私1人の大きさは、「彼女」の指の1本にも満たなかったのです。
彼女の裏側を見たい
私は強烈にそう思いました。
私は当時、男女の体の作りも、自分の体の裏側に何があるのかも知りませんでした。
それなのに、無性に釣鐘型のソレの裏側を見たくなったのです。
私はガラスに頬をくっ付けて、必死で見上げました。しかし、ワンピースが水流に揺れるだけで、なかなか見えません。
私はしばらく粘りました。クラスの子達は、どこかに行ってしまいました。
ふと、水流の向きが変わったのか、釣鐘型のソレは奥の方に傾きました。
そして、ワンピースがゆるやかにはためきます。
その時、私は、ソレの裏側が見えるようになったはずだったのです。
でも、見えませんでした。
その代わり、信じられない光景が頭に流れ込んできました。
それは、私と彼女の思い出でした。
私と彼女は草原の上にいました。彼女は私より背は高かったのですが、人間の大きさでした。

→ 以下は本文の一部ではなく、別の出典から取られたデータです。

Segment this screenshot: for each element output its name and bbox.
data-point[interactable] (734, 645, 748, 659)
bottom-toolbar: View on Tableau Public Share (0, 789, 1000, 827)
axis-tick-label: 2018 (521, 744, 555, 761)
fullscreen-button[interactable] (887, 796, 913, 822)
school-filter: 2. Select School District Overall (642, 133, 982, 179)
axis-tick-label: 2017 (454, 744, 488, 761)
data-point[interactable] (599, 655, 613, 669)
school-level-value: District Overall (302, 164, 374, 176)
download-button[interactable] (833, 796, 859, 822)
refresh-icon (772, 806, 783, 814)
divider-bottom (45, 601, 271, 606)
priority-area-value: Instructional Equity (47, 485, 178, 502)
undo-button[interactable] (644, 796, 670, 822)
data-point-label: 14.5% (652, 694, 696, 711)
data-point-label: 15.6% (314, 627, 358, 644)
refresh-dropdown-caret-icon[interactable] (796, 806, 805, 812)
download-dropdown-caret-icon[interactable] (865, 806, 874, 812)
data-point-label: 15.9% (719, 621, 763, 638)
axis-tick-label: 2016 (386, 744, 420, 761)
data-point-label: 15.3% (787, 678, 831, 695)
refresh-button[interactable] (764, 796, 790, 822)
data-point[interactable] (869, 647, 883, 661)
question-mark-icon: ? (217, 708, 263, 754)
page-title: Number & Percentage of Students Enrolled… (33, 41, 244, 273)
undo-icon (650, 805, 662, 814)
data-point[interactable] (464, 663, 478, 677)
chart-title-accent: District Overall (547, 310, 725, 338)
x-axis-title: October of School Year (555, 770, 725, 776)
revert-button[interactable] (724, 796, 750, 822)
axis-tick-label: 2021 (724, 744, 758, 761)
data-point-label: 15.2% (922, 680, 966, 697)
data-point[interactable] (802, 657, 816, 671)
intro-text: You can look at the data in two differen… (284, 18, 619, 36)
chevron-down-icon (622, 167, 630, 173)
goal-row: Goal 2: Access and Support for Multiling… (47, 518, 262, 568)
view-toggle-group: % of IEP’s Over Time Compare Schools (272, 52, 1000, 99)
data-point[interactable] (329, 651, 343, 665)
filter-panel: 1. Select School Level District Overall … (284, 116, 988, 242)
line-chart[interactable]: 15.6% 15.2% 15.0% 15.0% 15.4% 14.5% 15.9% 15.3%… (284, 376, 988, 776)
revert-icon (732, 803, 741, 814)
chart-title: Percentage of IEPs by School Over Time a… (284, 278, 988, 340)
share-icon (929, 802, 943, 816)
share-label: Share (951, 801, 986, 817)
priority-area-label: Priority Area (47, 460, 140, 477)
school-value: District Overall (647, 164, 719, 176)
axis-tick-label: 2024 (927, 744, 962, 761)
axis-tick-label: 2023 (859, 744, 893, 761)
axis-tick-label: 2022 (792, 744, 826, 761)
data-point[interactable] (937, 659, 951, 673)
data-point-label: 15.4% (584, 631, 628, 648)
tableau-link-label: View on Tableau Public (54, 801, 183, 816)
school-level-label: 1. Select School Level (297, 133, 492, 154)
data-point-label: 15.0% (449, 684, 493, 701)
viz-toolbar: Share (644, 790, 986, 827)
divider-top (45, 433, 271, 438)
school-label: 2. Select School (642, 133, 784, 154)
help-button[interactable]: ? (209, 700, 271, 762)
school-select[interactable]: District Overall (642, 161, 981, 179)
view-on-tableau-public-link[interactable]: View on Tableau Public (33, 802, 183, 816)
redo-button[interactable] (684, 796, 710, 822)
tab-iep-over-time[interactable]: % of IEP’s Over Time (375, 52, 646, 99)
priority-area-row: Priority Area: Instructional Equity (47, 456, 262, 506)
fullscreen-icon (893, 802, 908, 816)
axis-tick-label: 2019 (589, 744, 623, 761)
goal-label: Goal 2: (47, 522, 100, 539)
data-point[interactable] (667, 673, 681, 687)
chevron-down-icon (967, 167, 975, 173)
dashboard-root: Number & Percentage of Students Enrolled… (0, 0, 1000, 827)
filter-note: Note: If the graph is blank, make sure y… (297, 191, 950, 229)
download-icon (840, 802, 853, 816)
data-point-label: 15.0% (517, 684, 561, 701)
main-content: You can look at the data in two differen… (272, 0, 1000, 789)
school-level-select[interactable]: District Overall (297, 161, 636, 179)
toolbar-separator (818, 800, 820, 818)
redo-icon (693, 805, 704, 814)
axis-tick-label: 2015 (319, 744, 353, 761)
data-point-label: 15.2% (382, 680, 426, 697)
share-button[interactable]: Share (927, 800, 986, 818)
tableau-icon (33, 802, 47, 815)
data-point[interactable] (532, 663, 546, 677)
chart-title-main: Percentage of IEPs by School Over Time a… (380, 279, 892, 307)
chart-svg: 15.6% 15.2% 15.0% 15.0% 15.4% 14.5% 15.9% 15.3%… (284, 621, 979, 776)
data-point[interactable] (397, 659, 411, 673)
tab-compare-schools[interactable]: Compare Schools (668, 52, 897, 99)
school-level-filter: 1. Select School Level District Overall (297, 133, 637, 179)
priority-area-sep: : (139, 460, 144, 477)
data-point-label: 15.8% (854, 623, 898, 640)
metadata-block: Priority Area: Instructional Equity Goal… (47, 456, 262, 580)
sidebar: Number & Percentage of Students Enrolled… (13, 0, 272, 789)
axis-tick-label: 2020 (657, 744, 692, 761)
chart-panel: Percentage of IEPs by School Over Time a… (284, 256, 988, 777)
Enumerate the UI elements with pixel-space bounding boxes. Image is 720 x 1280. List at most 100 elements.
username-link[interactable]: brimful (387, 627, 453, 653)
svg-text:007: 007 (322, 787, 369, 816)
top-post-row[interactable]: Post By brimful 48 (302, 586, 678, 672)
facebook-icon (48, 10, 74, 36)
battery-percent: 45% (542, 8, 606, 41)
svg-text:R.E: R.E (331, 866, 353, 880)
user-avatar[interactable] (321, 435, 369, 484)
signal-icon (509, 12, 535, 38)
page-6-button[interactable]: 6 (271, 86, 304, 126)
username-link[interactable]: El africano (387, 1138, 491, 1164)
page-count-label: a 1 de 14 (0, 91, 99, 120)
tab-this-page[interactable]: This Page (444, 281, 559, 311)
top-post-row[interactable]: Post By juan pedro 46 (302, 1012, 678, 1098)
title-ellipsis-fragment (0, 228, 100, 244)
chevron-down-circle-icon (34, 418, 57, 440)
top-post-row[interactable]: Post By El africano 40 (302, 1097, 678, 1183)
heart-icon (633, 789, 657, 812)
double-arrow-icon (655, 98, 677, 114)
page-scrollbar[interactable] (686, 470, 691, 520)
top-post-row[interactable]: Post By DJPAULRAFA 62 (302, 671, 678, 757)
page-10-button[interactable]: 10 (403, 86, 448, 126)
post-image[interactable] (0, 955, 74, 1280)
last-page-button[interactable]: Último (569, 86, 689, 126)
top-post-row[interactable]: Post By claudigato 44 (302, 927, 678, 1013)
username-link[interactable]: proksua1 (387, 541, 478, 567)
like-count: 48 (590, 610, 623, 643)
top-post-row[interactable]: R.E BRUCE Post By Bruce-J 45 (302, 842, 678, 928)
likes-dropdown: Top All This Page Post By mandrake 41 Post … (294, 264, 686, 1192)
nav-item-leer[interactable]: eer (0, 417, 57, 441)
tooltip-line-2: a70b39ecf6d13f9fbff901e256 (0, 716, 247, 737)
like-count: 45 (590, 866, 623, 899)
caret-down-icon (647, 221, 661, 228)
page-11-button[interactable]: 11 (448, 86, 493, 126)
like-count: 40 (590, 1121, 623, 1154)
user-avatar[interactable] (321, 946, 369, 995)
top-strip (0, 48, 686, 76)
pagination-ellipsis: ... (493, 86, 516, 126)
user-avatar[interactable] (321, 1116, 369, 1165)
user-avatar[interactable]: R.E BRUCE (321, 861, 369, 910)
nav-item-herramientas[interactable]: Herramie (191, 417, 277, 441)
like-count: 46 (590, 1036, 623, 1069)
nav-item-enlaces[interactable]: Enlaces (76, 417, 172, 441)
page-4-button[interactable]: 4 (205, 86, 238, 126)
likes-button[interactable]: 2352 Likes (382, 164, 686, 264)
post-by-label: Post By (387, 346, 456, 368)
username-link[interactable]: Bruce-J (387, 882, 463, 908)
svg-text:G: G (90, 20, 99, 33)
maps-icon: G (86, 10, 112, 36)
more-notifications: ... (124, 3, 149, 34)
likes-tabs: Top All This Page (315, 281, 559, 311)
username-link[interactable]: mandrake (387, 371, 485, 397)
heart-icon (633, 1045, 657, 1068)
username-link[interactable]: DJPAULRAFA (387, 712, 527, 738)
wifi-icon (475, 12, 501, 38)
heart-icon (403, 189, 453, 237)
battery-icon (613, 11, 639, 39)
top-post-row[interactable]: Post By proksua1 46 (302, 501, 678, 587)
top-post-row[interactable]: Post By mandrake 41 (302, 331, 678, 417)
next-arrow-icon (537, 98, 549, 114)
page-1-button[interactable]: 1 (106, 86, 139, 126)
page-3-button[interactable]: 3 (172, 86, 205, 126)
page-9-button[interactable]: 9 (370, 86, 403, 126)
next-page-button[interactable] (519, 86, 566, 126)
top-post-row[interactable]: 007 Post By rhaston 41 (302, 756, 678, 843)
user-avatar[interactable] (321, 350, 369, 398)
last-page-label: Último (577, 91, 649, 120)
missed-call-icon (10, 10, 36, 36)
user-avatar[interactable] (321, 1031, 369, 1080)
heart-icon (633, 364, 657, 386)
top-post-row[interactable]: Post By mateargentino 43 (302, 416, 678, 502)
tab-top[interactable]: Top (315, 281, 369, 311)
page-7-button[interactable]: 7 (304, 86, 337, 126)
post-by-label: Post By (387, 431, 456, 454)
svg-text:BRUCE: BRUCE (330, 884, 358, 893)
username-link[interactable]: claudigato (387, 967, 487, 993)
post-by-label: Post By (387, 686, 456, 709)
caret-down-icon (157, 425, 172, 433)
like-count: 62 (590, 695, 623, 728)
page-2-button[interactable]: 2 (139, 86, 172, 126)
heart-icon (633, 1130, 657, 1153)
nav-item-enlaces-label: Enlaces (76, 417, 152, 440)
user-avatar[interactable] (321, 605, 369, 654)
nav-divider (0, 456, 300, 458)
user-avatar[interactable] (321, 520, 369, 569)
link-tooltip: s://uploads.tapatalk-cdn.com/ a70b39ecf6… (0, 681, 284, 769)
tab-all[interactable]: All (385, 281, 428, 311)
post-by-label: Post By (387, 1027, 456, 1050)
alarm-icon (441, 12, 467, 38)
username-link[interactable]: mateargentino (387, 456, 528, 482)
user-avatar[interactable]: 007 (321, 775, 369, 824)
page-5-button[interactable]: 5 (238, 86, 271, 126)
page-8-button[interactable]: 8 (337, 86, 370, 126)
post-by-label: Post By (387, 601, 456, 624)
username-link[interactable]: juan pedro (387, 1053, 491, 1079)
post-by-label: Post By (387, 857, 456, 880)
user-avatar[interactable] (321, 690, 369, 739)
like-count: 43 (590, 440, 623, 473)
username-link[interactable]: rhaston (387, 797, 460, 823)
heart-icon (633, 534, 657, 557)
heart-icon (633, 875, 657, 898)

水槽の中にもあった長い髪の毛で顔は見れませんでしたし、私たちの間にはなんの会話も、ふれあいもありませんでした。
でも、私はこのうえなく悲しい気持ちになりました。
ボロボロと涙がこぼれました。
気づくと、やはり私は水槽の前にいました。
灰色のソレは何も言わず、見下ろしているかのように佇んでいました。
大人になった今でも、あれがなんだったのか私にはわかりません。
どうしてその裏側が見たかったのかも思い出せません。
何が私を悲しくさせたのかもわかりません。
ただ、その思い出は大変恐ろしく、切ないものだということだけ、覚えています。
それからあたしはジャンキーになったわ。
毎日カラフルなものに囲まれてたくなったの。
ブロンドの髪をツインテールにして、厚底のスニーカーを履いた。
首にはもちろんカラフルなキャンディーのネックレス。
シャツワンピは襟のところにスマイルの缶バッジをつけてる。
あたしが歩いてると毎日誰かが振り返る。
あたしが笑うと虹色の歯が輝くの。
そんでね、ケーキとコークでいっぱいになったら、クラクラしたとこで全部吐いちゃうんだけどさ。
でもさ、彼氏が「カリフォルニアの大悪魔」に会いにいくなんていうからあたし面白くってついて行っちゃったんだぁ。
そしたら豚の目玉みたいな死体が転がってて、全然カラフルじゃなくてムカついちゃった。
だからあたしはチャイルド・プレイ3みたいに真っ青の塗料をぶっかけてやった。
そしたら彼氏は発狂してあたしを殺しちゃった。
でもそんなことしても、世界はカラフルにならないのにね。おバカさん。